Carceri, ospedali e manicomi
Allo stesso contesto culturale appartiene l’affermazione tardosettecentesca della pena carceraria come castigo per eccellenza, dopo che nel primo Medioevo erano prevalse le pene pecuniarie e nell’età moderna quelle corporali, fino alla pena capitale.
Le dottrine penali che accompagnano l’ascesa dello Stato amministrativo tendono a suggerire che per gli individui sorpresi a violare le norme sociali è proprio l’internamento prolungato a offrire le migliori potenzialità di trasformazione interiore. A fine secolo un simile intento disciplinante si manifesta nella messa a punto di soluzioni architettoniche che favoriscono quanto più possibile l’isolamento del detenuto, ritenuto lo strumento più idoneo per il pentimento. Interessato ai problemi del sistema carcerario e ispirandosi alle tesi di Cesare Beccaria, nel 1786 il filosofo utilitarista inglese Jeremy Bentham teorizza un tipo di prigione modello – il Panopticon – costruita in modo tale da consentire il controllo di ogni parte dal centro dell’edificio. Sulla falsariga di questo modello di organizzazione spaziale, nei nuovi penitenziari edificati a fine secolo in Inghilterra (Gloucester, 1792) e negli Stati Uniti d’America (Filadelfia, 1786) si dorme e si lavora in isolamento, all’interno di celle con inferriate; queste si snodano nello spazio circolare intorno a una torre, da dove il personale può sorvegliare con facilità e continuità i detenuti.
Nella stessa epoca, anche in edifici destinati a fini diversi da quelli afflittivi si riscontrano le medesime tendenze a facilitare la vigilanza: ad esempio nelle strutture ospedaliere, buona parte delle quali vengono statalizzate e impongono ora norme di igiene in precedenza sconosciute o inapplicate. Esse si organizzano in reparti divisi l’uno dall’altro, gestiti da personale specializzato e sottoposti alla visita quotidiana dei medici. Vengono così prendendo forma, all’interno dei nuovi edifici di cura, vere e proprie cittadelle, anch’esse organizzate sulla base della valorizzazione di un sistema cellulare: nel 1727 la Charité di Berlino è in grado di ospitare duemila ricoverati; nel 1784 Londra può vantare trenta ospedali; mentre nello stesso anno l’Allgemeines Krankenhaus di Vienna accoglie e suddivide tremila malati alla volta.
Accanto ai grandi ospedali generali si viene poi dipanando una larga ragnatela di istituzioni terapeutiche specialistiche, in alcune delle quali diventa evidente la sinergia tra utilitarismo sociale e pervasività dell’azione amministrativa dello Stato.

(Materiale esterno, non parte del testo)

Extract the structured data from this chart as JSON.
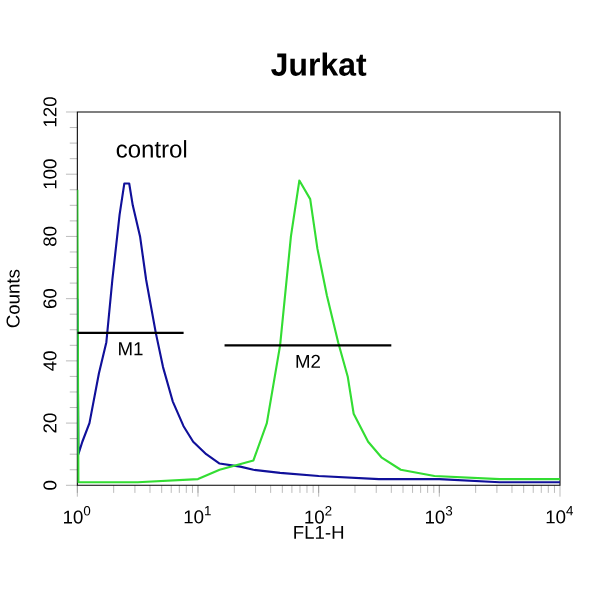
{
  "chart_data": {
    "type": "line",
    "title": "Jurkat",
    "xlabel": "FL1-H",
    "ylabel": "Counts",
    "log": "x",
    "xlim": [
      1,
      10000
    ],
    "ylim": [
      0,
      120
    ],
    "xticks": [
      {
        "value": 1,
        "label": "10$^{0}$"
      },
      {
        "value": 10,
        "label": "10$^{1}$"
      },
      {
        "value": 100,
        "label": "10$^{2}$"
      },
      {
        "value": 1000,
        "label": "10$^{3}$"
      },
      {
        "value": 10000,
        "label": "10$^{4}$"
      }
    ],
    "yticks": [
      0,
      20,
      40,
      60,
      80,
      100,
      120
    ],
    "grid": false,
    "marker": "none",
    "line_style": "solid",
    "series": [
      {
        "color": "#10109a",
        "x": [
          1,
          1.02,
          1.1,
          1.26,
          1.51,
          1.74,
          1.95,
          2.24,
          2.45,
          2.69,
          2.88,
          3.31,
          3.72,
          4.47,
          5.13,
          6.17,
          7.59,
          9.12,
          11.7,
          15.1,
          22.4,
          28.8,
          47.9,
          100,
          316,
          1000,
          3162,
          10000
        ],
        "values": [
          60,
          10,
          14,
          20,
          36,
          46,
          66,
          87,
          97,
          97,
          90,
          80,
          66,
          49,
          38,
          27,
          19,
          14,
          10,
          7,
          6,
          5,
          4,
          3,
          2,
          2,
          1,
          1
        ]
      },
      {
        "color": "#33dd33",
        "x": [
          1,
          1.02,
          3.16,
          10,
          15.1,
          28.8,
          37.2,
          47.9,
          58.9,
          69.2,
          85.1,
          97.7,
          117,
          145,
          174,
          195,
          257,
          331,
          479,
          912,
          3162,
          10000
        ],
        "values": [
          95,
          1,
          1,
          2,
          5,
          8,
          20,
          45,
          80,
          98,
          92,
          76,
          61,
          46,
          35,
          23,
          14,
          9,
          5,
          3,
          2,
          2
        ]
      },
      {
        "color": "#000000",
        "x": [
          1,
          7.6
        ],
        "values": [
          49,
          49
        ]
      },
      {
        "color": "#000000",
        "x": [
          16.6,
          400
        ],
        "values": [
          45,
          45
        ]
      }
    ],
    "annotations": [
      "control",
      "M1",
      "M2"
    ]
  }
}
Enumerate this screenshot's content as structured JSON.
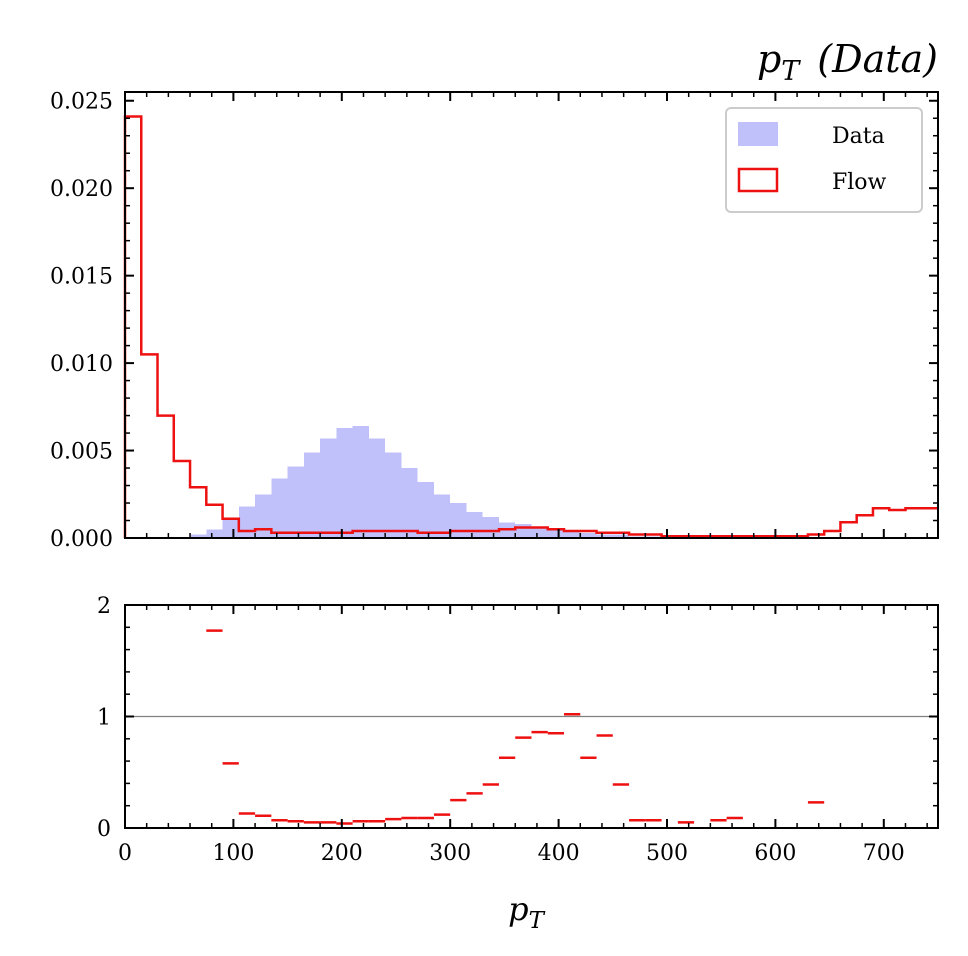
{
  "chart_data": [
    {
      "panel": "main",
      "type": "histogram",
      "title_main": "p",
      "title_sub": "T",
      "title_rest": "(Data)",
      "xlim": [
        0,
        750
      ],
      "ylim": [
        0,
        0.0255
      ],
      "yticks": [
        "0.000",
        "0.005",
        "0.010",
        "0.015",
        "0.020",
        "0.025"
      ],
      "ytick_values": [
        0,
        0.005,
        0.01,
        0.015,
        0.02,
        0.025
      ],
      "bin_edges": [
        0,
        15,
        30,
        45,
        60,
        75,
        90,
        105,
        120,
        135,
        150,
        165,
        180,
        195,
        210,
        225,
        240,
        255,
        270,
        285,
        300,
        315,
        330,
        345,
        360,
        375,
        390,
        405,
        420,
        435,
        450,
        465,
        480,
        495,
        510,
        525,
        540,
        555,
        570,
        585,
        600,
        615,
        630,
        645,
        660,
        675,
        690,
        705,
        720,
        735,
        750
      ],
      "legend": {
        "placement": "top-right",
        "entries": [
          "Data",
          "Flow"
        ]
      },
      "series": [
        {
          "name": "Data",
          "style": "filled",
          "color": "#c0c0fa",
          "values": [
            0,
            0,
            0,
            0,
            0.0002,
            0.0005,
            0.0011,
            0.0018,
            0.0025,
            0.0034,
            0.0041,
            0.0049,
            0.0057,
            0.0063,
            0.0064,
            0.0057,
            0.0049,
            0.004,
            0.0032,
            0.0025,
            0.002,
            0.0015,
            0.0012,
            0.0009,
            0.0008,
            0.0006,
            0.0005,
            0.0004,
            0.0003,
            0.0002,
            0.0002,
            0.0001,
            0.0001,
            0,
            0,
            0,
            0,
            0,
            0,
            0,
            0,
            0,
            0,
            0,
            0,
            0,
            0,
            0,
            0,
            0
          ]
        },
        {
          "name": "Flow",
          "style": "step",
          "color": "#ee1111",
          "values": [
            0.0241,
            0.0105,
            0.007,
            0.0044,
            0.0029,
            0.0019,
            0.0011,
            0.0004,
            0.0005,
            0.0003,
            0.0003,
            0.0003,
            0.0003,
            0.0003,
            0.0004,
            0.0004,
            0.0004,
            0.0004,
            0.0003,
            0.0003,
            0.0004,
            0.0004,
            0.0004,
            0.0005,
            0.0006,
            0.0006,
            0.0005,
            0.0004,
            0.0004,
            0.0003,
            0.0003,
            0.0002,
            0.0002,
            0.0001,
            0.0001,
            0.0001,
            0.0001,
            0.0001,
            0.0001,
            0.0001,
            0.0001,
            0.0001,
            0.0002,
            0.0004,
            0.0009,
            0.0013,
            0.0017,
            0.0016,
            0.0017,
            0.0017
          ]
        }
      ]
    },
    {
      "panel": "ratio",
      "type": "scatter",
      "xlim": [
        0,
        750
      ],
      "ylim": [
        0,
        2
      ],
      "yticks": [
        "0",
        "1",
        "2"
      ],
      "ytick_values": [
        0,
        1,
        2
      ],
      "xticks": [
        "0",
        "100",
        "200",
        "300",
        "400",
        "500",
        "600",
        "700"
      ],
      "xtick_values": [
        0,
        100,
        200,
        300,
        400,
        500,
        600,
        700
      ],
      "xlabel_main": "p",
      "xlabel_sub": "T",
      "reference_line": 1,
      "point_color": "#ee1111",
      "bin_width": 15,
      "points": [
        [
          82.5,
          1.77
        ],
        [
          97.5,
          0.58
        ],
        [
          112.5,
          0.13
        ],
        [
          127.5,
          0.11
        ],
        [
          142.5,
          0.07
        ],
        [
          157.5,
          0.06
        ],
        [
          172.5,
          0.05
        ],
        [
          187.5,
          0.05
        ],
        [
          202.5,
          0.04
        ],
        [
          217.5,
          0.06
        ],
        [
          232.5,
          0.06
        ],
        [
          247.5,
          0.08
        ],
        [
          262.5,
          0.09
        ],
        [
          277.5,
          0.09
        ],
        [
          292.5,
          0.12
        ],
        [
          307.5,
          0.25
        ],
        [
          322.5,
          0.31
        ],
        [
          337.5,
          0.39
        ],
        [
          352.5,
          0.63
        ],
        [
          367.5,
          0.81
        ],
        [
          382.5,
          0.86
        ],
        [
          397.5,
          0.85
        ],
        [
          412.5,
          1.02
        ],
        [
          427.5,
          0.63
        ],
        [
          442.5,
          0.83
        ],
        [
          457.5,
          0.39
        ],
        [
          472.5,
          0.07
        ],
        [
          487.5,
          0.07
        ],
        [
          517.5,
          0.05
        ],
        [
          547.5,
          0.07
        ],
        [
          562.5,
          0.09
        ],
        [
          637.5,
          0.23
        ]
      ]
    }
  ]
}
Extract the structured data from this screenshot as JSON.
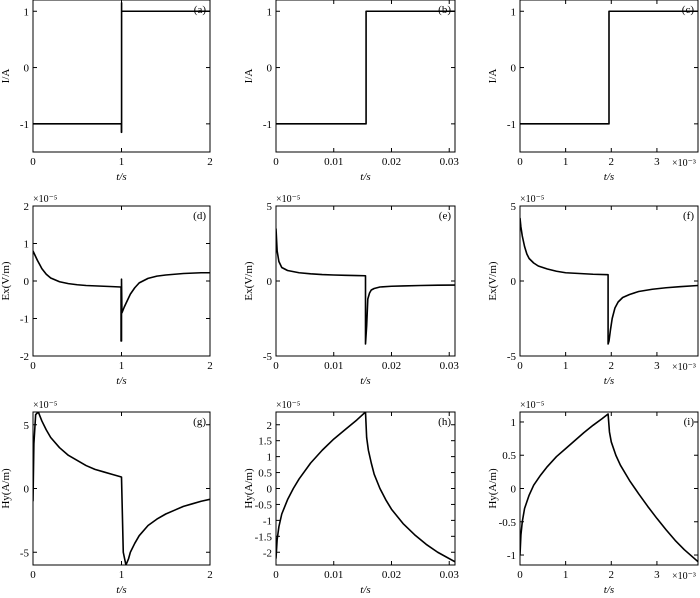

Così l’istituto statale di ricovero per le sedotte partorienti, fondato nel 1782 a Copenaghen, serve anche come scuola pratica per le levatrici in formazione; mentre negli istituti manicomiali si praticano terapie come il lavoro forzato, impensabili finché i malati mentali erano ritenuti oggetti di possessione demoniaca e pertanto incurabili.
Case di lavoro e di correzione, orfanotrofi, carceri, ospedali e manicomi: la disciplinata società settecentesca si avvale di istituzioni che sorvegliano e spesso puniscono, sulla base di presupposti schiettamente utilitaristici.
Per la salute economica della società, infatti, è necessario il massimo ordine sociale, a cui contribuiscono in modo decisivo le istituzioni disciplinari. Queste sono dirette dall’amministrazione centrale dello Stato che, per esprimersi efficacemente, ha bisogno di modularità spaziali e architettoniche coerenti e replicabili, idonee a inculcare sentimenti di pentimento e di obbedienza nella coscienza di chi vi è collocato. Nella medesima epoca, inoltre, agli stessi criteri pedagogici si richiamano esperienze che si svolgono in edifici come le scuole, le caserme e le fabbriche, anch’esse caratterizzate da una organizzazione spaziale all’insegna della razionalità e della disciplina.